Optional Prepayment:
The Advances may be prepaid in whole or in part from time to time without penalty or premium. The Revolver commitments may be reduced from time to time without penalty or premium. The Term Loan may be prepaid, upon 3 business days prior written notice and in minimum amounts (to be mutually agreed upon), in Borrower’s sole discretion. All such optional prepayments of the Term Loan shall be applied to the installments due in respect thereof on a pro rata basis and without penalty or premium.
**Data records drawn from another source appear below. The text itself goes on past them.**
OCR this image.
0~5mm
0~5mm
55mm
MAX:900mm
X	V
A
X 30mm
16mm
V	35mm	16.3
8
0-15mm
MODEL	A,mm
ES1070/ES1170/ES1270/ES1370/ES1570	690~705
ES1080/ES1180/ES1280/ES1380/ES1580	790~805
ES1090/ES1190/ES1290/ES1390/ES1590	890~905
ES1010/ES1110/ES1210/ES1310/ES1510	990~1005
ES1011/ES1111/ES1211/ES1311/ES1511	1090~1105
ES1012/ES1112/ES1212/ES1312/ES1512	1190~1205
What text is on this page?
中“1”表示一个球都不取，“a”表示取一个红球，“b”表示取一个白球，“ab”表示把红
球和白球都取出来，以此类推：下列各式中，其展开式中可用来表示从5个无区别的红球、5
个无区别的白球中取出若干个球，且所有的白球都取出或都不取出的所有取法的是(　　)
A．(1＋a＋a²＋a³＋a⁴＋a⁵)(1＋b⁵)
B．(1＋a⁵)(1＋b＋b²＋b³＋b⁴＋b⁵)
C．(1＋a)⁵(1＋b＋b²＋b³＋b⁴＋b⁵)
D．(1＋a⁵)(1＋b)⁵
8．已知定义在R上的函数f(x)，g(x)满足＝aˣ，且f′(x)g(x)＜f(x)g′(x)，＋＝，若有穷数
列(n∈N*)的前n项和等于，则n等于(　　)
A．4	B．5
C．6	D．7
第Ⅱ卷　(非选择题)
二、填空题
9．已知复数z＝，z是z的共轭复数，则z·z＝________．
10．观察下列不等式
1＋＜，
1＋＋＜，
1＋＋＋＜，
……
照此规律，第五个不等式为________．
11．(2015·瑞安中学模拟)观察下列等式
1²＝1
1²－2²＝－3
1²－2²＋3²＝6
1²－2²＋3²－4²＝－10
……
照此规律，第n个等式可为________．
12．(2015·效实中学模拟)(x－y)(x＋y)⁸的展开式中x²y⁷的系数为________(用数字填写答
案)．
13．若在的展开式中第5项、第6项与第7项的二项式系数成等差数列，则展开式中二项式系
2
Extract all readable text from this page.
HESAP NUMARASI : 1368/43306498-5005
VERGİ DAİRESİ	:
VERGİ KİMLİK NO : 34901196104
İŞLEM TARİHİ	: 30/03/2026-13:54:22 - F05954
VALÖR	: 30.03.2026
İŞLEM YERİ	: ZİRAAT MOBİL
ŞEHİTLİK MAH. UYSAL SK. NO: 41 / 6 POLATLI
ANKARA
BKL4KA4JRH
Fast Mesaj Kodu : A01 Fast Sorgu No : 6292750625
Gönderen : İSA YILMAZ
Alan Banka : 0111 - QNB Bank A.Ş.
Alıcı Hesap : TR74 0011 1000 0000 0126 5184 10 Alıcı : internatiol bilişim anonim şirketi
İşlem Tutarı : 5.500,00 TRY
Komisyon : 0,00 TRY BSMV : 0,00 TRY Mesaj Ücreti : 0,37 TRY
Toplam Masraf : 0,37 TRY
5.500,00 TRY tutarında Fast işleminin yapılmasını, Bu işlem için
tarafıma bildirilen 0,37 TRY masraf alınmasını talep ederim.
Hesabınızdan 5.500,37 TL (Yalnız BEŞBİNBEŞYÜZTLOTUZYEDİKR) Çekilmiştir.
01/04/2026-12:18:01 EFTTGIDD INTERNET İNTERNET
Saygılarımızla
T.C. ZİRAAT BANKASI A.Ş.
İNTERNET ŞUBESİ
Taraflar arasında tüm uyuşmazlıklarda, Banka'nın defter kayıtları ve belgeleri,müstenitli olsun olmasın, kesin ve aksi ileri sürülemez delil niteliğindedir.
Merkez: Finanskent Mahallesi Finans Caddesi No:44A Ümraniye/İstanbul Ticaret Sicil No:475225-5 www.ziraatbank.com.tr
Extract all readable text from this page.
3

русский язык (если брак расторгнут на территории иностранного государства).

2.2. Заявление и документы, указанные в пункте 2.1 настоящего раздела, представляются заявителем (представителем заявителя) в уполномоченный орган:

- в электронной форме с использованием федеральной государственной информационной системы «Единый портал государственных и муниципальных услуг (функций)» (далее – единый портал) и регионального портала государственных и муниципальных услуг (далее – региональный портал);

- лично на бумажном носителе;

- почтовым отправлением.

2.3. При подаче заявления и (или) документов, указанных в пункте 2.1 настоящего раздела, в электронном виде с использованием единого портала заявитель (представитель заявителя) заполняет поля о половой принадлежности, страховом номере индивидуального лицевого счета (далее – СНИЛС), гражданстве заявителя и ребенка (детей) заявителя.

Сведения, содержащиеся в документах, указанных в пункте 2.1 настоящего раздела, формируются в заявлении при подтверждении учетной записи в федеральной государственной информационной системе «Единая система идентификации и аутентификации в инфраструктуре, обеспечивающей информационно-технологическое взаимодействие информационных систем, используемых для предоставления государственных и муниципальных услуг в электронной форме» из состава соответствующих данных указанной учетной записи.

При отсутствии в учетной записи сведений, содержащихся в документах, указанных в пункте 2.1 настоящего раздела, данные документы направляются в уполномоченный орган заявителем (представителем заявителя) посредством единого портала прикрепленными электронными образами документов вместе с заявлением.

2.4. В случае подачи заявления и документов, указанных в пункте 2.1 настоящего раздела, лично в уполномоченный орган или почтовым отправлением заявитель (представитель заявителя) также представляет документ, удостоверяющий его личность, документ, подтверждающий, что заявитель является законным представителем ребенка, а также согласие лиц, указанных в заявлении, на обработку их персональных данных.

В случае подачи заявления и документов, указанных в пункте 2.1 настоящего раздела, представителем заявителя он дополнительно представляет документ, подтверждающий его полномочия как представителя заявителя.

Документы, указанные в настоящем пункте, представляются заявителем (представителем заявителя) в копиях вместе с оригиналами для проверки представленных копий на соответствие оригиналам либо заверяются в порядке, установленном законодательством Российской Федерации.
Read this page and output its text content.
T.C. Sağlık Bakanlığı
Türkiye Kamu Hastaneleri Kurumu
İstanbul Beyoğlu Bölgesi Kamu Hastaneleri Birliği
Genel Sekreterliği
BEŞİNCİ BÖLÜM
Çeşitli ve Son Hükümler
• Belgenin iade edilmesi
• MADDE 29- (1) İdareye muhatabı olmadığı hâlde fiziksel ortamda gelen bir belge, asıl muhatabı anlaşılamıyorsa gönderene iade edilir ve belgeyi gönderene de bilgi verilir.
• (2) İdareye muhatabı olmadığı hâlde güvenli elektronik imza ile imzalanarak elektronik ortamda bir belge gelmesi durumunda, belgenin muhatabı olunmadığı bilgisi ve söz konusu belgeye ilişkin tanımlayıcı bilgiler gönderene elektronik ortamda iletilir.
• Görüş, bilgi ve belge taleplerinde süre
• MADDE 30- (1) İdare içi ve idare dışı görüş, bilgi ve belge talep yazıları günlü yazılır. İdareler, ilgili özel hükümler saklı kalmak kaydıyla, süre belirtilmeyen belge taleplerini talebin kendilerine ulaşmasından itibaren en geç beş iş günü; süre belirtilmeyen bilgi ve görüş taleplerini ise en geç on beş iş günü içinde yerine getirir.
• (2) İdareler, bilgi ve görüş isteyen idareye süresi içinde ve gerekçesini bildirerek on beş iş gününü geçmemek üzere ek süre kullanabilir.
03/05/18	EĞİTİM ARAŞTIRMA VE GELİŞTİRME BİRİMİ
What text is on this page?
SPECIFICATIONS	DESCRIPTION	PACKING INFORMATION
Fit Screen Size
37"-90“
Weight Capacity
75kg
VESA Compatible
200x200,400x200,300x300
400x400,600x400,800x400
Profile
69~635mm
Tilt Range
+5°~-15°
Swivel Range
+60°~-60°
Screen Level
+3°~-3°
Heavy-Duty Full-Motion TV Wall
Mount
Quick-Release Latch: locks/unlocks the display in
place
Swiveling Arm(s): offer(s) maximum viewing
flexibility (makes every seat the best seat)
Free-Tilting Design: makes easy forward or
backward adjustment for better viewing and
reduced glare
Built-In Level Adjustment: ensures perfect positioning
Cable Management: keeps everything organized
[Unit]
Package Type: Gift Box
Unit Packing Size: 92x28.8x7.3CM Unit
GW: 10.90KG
The Facility may be prepaid and the commitments terminated in whole at any time upon 3 business days prior written notice.
Mandatory Prepayments:
The Facility will be required to be prepaid as follows:
(a) in an amount equal to 50% of Company’s annual consolidated excess cash flow (to be defined in a manner mutually acceptable to Company and Agent; provided, consolidated excess cash flow shall be reduced by cash dividends paid on common stock to the extent permitted under the Loan Documents) commencing with the fiscal year of the Company ending December 31, 2016; provided, however, that such requirement shall reduce to 0% if Company has a Total Leverage Ratio of less than or equal to 2.50: 1.00;
(b) in an amount equal to 100% of the net cash proceeds of non-ordinary course asset dispositions in excess of a to-be-agreed amount (except for dispositions resulting from casualty losses or condemnations and subject to exceptions to the extent mutually agreed upon and except to the extent any such asset dispositions occur in connection with a permitted investment), provided that such proceeds may be reinvested subject to customary reinvestment provisions;
(c) in an amount equal to 100% of the net cash proceeds of any debt issued by Company or its subsidiaries (other than permitted debt);
(d) in an amount equal to 100% of the net cash proceeds of casualty insurance and condemnation receipts received by Company or its subsidiaries in excess of a to-be-agreed amount; provided that such proceeds may be reinvested subject to customary reinvestment provisions; and
(e) in an amount equal to 50% of the net cash proceeds from the issuance of additional equity interests in the Company or any of its subsidiaries (other than equity interests issued in connection with the Transaction or for any other acquisition permitted under the Loan Documents); provided, however, that such requirement shall reduce to 0% if Company has a Total Leverage Ratio of less than or equal to 2:50 to 1:00 at the time of such issuance.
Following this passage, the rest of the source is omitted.